New vulnerabilities index, software index complete
08 December 2025
Almost all software detection has moved to the new software index. If you want to have a look, use this query:
index=software
It has separate fields for
vendor,
product,
version and
patch (name of the patch), and shows when specific software was
first_seen and
last_seen. This will allow you to check what software you had running in the past.
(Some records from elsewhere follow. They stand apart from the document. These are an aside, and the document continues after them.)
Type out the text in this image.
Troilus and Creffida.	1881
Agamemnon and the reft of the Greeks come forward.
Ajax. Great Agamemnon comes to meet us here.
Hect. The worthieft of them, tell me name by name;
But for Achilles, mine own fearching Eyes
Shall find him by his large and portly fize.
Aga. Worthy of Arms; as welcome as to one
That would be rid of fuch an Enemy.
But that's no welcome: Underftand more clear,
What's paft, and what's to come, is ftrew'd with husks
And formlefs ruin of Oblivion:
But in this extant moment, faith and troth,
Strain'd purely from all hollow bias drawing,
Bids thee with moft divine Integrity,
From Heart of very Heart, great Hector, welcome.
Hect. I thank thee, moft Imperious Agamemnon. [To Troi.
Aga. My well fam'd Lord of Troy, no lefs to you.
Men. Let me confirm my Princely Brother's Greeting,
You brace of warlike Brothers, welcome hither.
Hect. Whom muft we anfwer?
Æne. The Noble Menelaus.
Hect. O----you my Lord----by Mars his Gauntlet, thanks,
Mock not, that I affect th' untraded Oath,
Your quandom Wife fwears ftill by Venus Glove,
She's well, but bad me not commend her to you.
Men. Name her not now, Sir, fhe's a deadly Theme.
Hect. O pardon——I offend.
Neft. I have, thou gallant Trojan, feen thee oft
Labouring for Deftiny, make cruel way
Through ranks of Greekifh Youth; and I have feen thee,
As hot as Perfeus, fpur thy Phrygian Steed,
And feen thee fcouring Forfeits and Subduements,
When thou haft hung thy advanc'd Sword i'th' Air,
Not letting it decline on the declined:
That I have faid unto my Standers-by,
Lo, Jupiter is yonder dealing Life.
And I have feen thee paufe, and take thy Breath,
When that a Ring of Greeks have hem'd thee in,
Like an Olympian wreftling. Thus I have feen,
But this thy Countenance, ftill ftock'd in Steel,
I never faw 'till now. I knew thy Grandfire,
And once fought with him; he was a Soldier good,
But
Sometimes a new vulnerability is published and it turns out it has been used for months already. Your current software version might not be vulnerable, but the one last month might have been. You can check that now.
The magic query
$software_vulnerabilities_report and other software queries are now replaced with a fully functional software index. There are fields for
software,
assets,
ip,
url,
cve,
cvss_score,
cvss_severity and, like with the software index,
first_seen and
last_seen fields for every cve seen on every asset. Here are some example queries:
Show all recent vulnerabilities with a cvss_score above 8:
index=vulnerabilities last_seen>-7d cvss_score>8
Show all recent criticals:
index=vulnerabilities last_seen>-7d cvss_severity=critical
Check if you where vulnerable to CVE-2025-23048 last month:
index=vulnerabilities first_seen<-1m cve=CVE-2025-23048
Note that the old magic $software queries will still be supported, so don't worry about migrating any queries/reports you have.